Description
Among the important disk I/O metrics:
- svctm reflects the disk performance, which is usually lower than 20 ms.
- io_await reflects the I/O processing efficiency. If io_await is small, the I/O queue is not congested. When io_await approaches svctm, waiting in the I/O queue is almost not required. An io_await value slightly greater than svctm is acceptable.
- io_util is the percentage of CPU time during which I/O requests were issued to the device in the unit time, which indicates I/O busyness.
This alert is triggered if io_awai is not smaller than 200 ms and io_util not smaller than 99% in 30 consecutive seconds.
Principle
| Parameter | Value |
|---|---|
| Metric | io_util, io_qusize, io_read_write_time |
| Source | These metrics are basic host monitoring metrics collected by node_exporter. The metrics are equivalent to metrics in the iostat -dx command output. To be specific, io_util is equivalent to util, io_qusize is equivalent to avgqu-sz, and io_read_write_time is equivalent to rkB/s and wkB/s. |
| Collected metric | io_util, node_disk_io_time_weighted_seconds_total, node_disk_read_time_seconds_total, node_disk_write_time_seconds_total |
| Metric expression | |
| Collection cycle | 1 second |
Alert rule
| Metric expression | Metric description | Default threshold | Detection cycle | Elimination cycle |
|---|---|---|---|---|
| io_await >= 200 and io_util >= 99 | 10 seconds | 5 minutes |
Alert information
| Trigger method | Alert level | Scope |
|---|---|---|
| Based on the expression of the metric | Critical | Server |
Alert templates
- Overview
- Template: ${alarm_target} ${alarm_name}
- Example: ob_cluster=obcluster-1631964370:svr_ip=xxx.xxx.xxx.xxx:device=dm-0 os_tsar_sda_ioawait
- Alert details
- Template: Cluster: ${ob_cluster_name}, host: ${svr_ip}, alert: ${alarm_name}, OceanBase Database disk: ${ob_device}, device ${device}, io await ${io_await_value_zh_cn} exceeds ${io_await_alarm_threshold} ms, io util ${io_util_value_zh_cn} exceeds ${io_util_alarm_threshold} %.
- Example: Cluster: obcluster, host: xxx.xxx.xxx.xxx, alert: os_tsar_sda_ioawait, OceanBase Database disk: ob_log, device dm-0, io await 300 ms exceeds 200 ms, io util 99.1% exceeds 99%.
Impact on the system
If io_util is greater than 99%, the I/O device runs at full load. If io_await is greater than 200 ms, the processing efficiency of the disk is low or a large number of I/O requests are initiated. This may affect the progress of major and minor compactions.
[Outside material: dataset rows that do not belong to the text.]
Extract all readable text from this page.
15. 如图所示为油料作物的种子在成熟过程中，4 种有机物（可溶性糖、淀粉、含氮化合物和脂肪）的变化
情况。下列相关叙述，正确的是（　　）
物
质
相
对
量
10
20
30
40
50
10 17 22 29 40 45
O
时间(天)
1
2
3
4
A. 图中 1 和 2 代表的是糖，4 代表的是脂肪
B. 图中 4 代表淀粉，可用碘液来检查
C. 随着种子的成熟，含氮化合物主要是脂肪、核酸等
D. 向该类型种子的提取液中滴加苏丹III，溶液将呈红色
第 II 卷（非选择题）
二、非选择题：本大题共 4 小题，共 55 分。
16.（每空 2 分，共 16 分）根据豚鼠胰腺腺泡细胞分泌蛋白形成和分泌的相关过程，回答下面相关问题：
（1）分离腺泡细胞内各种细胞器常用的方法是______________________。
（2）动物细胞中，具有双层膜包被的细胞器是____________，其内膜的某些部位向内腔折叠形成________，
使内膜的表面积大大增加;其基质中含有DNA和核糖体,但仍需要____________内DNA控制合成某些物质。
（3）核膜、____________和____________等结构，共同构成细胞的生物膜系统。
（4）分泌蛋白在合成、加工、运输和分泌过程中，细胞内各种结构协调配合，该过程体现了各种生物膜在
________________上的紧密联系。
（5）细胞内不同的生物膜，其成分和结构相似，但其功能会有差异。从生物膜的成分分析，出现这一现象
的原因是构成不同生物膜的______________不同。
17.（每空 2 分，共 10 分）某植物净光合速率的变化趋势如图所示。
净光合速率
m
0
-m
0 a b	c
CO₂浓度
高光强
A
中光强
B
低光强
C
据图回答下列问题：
In OceanBase Database, disks are classified into the data disk (/data/1), log disk (/data/log1), and installation disk (/home). This alert takes effect for the data and log disks. When an I/O exception occurs on the data disk or log disk, the services of the OBServer are affected.
Possible causes
- The disk performance is poor.
- The CPU has poor performance and cannot process a large number of I/O requests.
- A large number of concurrent I/O requests are initiated.
Suggested solutions
- Check whether the problem is caused by poor disk or CPU performance. If yes, you can upgrade the hardware resources to resolve the problem.
- Check whether the request traffic is as expected and identify the cause of the I/O exception.
# View the I/O statistics. iostat -dx # View the processes with high I/O. iotop # View the files written by the processes and check whether the write volume is as expected. lsof -p <pid>